Une fiscalité allégée grâce à l’arrêt de Ruyter
L’avantage fiscal repose sur la jurisprudence de Ruyter (CJUE, affaire C-623/13 du 26 février 2015), confirmée ensuite par l’arrêt Dreyer puis intégrée à la loi de financement de la sécurité sociale pour 2019. Les revenus fonciers de source étrangère perçus par des résidents fiscaux français ne supportent pas les prélèvements sociaux de 17,2 % lorsque l’investisseur est rattaché au régime de sécurité sociale d’un autre État membre ou lorsque la convention fiscale le prévoit pour les dividendes immobiliers.
Sur un dividende SCPI, ce différentiel change tout : 17,2 points d’imposition économisés représentent l’équivalent d’un loyer net supplémentaire chaque année, sans aucun risque ni effort de gestion supplémentaire.
Une diversification géographique structurelle
L’immobilier français reste exposé à un cycle local : ralentissement des bureaux post-Covid, fiscalité immobilière instable, zones tendues sous pression réglementaire.
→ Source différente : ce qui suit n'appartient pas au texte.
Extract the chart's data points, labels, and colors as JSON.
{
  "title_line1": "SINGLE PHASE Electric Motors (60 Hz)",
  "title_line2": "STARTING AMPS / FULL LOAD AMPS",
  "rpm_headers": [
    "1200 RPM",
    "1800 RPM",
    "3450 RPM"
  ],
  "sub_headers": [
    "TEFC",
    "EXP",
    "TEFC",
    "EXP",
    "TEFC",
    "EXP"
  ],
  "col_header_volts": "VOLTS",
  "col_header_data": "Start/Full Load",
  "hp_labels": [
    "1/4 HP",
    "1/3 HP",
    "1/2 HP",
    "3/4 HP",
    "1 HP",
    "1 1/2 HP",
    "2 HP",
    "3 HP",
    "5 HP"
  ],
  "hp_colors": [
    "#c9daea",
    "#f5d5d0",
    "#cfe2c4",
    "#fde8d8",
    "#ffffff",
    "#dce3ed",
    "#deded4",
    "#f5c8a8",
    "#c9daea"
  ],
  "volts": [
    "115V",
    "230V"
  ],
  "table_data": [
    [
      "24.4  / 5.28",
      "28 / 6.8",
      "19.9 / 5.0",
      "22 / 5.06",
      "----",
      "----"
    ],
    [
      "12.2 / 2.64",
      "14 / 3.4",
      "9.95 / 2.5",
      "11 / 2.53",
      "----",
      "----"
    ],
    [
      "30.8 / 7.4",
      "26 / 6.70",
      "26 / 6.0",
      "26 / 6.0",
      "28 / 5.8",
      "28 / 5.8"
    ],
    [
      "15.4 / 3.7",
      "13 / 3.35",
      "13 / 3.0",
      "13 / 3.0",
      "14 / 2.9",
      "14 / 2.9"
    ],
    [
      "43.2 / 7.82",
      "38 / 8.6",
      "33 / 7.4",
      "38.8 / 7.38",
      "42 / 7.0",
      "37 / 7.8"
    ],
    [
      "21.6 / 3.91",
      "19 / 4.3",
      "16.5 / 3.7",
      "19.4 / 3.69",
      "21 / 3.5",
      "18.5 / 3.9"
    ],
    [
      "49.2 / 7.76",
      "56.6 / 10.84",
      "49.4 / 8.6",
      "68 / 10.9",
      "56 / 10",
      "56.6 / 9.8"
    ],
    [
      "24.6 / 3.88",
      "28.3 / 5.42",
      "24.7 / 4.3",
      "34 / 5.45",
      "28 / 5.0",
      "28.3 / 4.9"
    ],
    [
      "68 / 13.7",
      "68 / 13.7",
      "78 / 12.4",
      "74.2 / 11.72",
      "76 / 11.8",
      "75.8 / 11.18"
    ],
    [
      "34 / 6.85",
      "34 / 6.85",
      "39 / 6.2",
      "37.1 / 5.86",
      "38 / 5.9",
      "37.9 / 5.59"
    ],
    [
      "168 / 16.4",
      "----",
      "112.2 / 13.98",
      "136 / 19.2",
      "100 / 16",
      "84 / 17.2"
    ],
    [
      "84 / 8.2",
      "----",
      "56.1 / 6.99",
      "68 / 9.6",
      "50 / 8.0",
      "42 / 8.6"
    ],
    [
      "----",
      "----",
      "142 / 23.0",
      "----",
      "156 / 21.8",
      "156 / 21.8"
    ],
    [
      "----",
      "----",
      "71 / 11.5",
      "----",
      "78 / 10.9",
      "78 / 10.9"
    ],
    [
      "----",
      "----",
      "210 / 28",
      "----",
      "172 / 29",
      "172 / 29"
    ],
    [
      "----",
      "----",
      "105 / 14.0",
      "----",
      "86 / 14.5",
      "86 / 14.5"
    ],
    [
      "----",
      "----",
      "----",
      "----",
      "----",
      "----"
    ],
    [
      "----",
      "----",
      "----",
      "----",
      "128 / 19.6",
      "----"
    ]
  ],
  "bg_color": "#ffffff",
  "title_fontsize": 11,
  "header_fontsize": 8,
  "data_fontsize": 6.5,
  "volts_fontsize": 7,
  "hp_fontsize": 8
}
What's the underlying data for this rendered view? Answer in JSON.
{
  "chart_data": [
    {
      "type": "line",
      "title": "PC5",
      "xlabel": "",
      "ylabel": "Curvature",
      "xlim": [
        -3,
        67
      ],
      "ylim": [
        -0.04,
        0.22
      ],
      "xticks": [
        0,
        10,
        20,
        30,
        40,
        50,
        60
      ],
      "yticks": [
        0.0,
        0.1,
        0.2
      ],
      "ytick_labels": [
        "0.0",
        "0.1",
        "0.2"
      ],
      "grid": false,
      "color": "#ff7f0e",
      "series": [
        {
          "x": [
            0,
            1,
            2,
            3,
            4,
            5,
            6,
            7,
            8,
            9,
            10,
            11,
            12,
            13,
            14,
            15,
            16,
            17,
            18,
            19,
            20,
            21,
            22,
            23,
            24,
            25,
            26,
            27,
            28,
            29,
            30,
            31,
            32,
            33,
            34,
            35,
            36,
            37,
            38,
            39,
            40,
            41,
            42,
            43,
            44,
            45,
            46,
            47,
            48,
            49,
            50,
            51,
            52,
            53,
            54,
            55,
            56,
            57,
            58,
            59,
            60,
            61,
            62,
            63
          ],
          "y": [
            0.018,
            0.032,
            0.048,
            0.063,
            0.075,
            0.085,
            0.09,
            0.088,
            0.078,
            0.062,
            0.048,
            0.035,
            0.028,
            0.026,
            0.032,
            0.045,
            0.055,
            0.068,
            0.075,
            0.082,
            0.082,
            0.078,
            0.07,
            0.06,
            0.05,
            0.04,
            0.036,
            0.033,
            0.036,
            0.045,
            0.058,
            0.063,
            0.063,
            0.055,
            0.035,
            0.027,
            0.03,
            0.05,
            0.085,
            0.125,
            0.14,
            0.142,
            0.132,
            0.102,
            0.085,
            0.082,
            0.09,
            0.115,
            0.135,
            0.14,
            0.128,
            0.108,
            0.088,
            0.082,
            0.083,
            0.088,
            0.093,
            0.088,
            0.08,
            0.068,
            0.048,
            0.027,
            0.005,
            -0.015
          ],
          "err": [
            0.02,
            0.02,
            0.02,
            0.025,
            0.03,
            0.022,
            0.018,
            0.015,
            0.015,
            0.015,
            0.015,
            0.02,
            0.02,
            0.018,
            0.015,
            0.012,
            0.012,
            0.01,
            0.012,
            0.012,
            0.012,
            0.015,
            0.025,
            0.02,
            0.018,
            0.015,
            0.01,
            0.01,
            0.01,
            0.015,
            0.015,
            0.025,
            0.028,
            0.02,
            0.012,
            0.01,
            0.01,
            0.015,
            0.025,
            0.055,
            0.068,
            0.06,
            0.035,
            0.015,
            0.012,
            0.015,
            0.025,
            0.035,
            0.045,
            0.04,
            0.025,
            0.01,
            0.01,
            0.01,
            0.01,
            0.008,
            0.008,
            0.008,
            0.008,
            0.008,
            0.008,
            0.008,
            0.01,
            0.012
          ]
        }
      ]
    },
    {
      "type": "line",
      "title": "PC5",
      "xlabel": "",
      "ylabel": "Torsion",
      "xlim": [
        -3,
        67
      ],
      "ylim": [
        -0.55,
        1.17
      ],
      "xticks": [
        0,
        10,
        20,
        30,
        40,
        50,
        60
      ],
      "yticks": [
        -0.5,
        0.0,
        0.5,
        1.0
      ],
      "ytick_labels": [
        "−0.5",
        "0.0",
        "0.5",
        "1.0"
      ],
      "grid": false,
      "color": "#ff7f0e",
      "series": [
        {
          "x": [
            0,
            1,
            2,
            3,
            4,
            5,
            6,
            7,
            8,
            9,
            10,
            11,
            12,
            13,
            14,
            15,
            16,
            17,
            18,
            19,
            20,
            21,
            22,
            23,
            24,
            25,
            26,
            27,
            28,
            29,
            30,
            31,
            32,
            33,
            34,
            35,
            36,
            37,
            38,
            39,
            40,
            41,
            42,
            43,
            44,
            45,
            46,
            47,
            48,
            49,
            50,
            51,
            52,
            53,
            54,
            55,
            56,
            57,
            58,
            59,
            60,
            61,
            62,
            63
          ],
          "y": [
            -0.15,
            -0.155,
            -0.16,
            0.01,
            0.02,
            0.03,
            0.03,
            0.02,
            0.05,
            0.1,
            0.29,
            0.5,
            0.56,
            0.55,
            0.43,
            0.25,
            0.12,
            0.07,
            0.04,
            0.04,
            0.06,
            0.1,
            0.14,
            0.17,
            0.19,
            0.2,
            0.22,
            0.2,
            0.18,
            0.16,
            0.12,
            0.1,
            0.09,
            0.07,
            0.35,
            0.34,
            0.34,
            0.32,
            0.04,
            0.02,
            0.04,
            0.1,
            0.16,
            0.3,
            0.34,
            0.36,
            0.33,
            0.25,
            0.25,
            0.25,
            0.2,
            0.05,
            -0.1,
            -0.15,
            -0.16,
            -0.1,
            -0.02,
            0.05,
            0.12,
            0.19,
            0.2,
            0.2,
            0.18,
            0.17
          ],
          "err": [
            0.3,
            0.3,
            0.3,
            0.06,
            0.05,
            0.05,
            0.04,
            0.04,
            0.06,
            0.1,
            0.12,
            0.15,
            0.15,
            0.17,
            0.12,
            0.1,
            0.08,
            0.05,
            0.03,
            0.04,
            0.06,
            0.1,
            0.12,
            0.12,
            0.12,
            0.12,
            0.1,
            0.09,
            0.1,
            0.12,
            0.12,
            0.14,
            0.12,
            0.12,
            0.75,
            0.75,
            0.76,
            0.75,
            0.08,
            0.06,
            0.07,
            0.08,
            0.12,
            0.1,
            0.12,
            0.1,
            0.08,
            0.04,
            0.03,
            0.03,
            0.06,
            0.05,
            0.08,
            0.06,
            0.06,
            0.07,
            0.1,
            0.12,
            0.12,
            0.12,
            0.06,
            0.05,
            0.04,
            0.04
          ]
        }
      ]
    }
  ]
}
Investir hors de France via une SCPI européenne permet de capter d’autres dynamiques économiques (logistique en Allemagne, bureaux à Madrid, commerces aux Pays-Bas) et de lisser le risque géographique de votre patrimoine.
Des rendements supérieurs aux SCPI françaises
En 2024, les SCPI européennes ont affiché un taux de distribution moyen autour de 6,5 à 7 %, contre 4,5 % pour les SCPI françaises selon les données de l’Aspim. Cet écart résulte d’un différentiel de prix de marché (l’immobilier européen reste moins cher au mètre carré qu’en France sur certains segments) et d’une dynamique locative plus favorable dans les capitales européennes secondaires.
Comment fonctionne la fiscalité d’une SCPI européenne ?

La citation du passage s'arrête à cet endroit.